ふと、それが目に入った。別にもう一度だけ男の体を見たくなったとかそういうことではない。
上気した友介の体。その腹部。カルラの目はそこへ釘付けになった。
「アンタ、それ……」
どう考えても常軌を逸した傷跡が四ヶ所もあったのだ。
普通じゃない。まるでぶっといパイプで刺し抜かれたかのような傷跡。
「何よ、それ……」
「チッ」
友介は舌打ちを打って寝間着に着替えた。
そうしている間も、カルラは彼の腹部から目が離せなかった。
そして先ほど杏里が言った言葉を思い出した。
————それにね、あの子結構色々抱えててね。
(いろ、いろ……?)
それは。あの傷は。彼が経験したことは、『色々』なんて簡単な言葉で終わらせられる物なのか? そんな軽い物なのか? あんな、一生残るような傷を負って。

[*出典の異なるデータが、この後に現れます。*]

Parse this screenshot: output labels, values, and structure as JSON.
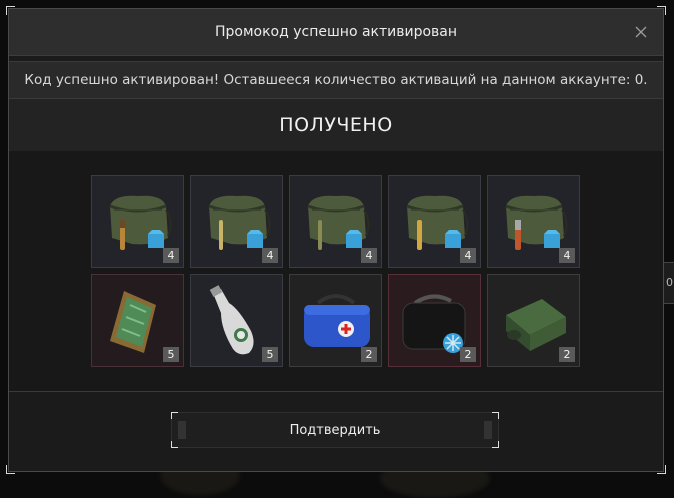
{
  "dialog": {
    "title": "Промокод успешно активирован",
    "message": "Код успешно активирован! Оставшееся количество активаций на данном аккаунте: 0.",
    "received_label": "ПОЛУЧЕНО",
    "confirm_label": "Подтвердить",
    "close_icon": "close-icon"
  },
  "background": {
    "edge_text": "0"
  },
  "items": [
    {
      "name": "bag-with-armor",
      "qty": "4"
    },
    {
      "name": "bag-with-armor",
      "qty": "4"
    },
    {
      "name": "bag-with-armor",
      "qty": "4"
    },
    {
      "name": "bag-with-armor",
      "qty": "4"
    },
    {
      "name": "bag-with-armor",
      "qty": "4"
    },
    {
      "name": "ration-pack",
      "qty": "5"
    },
    {
      "name": "bottle",
      "qty": "5"
    },
    {
      "name": "blue-medkit",
      "qty": "2"
    },
    {
      "name": "black-medkit",
      "qty": "2"
    },
    {
      "name": "ammo-crate",
      "qty": "2"
    }
  ],
  "colors": {
    "accent_blue": "#3aa0d8",
    "medkit_blue": "#2c56c9",
    "olive": "#4d5a3c"
  }
}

その『色々』にはどれほどの苦痛が詰め込まれているのか。
「おい、いつまで人の体をじろじろ見てんだよ。お前まさか、本当に淫乱なんじゃねえだろうな。それともむっつりか?」
友介が軽口を叩くが、それどころではない。
彼もまた、カルラと同じように何かを背負っていた。
きっとこの瞬間。
風代カルラの中で安堵友介という少年の姿が変わった。
ただの口の減らない年上ではない。もっと曖昧な何かに。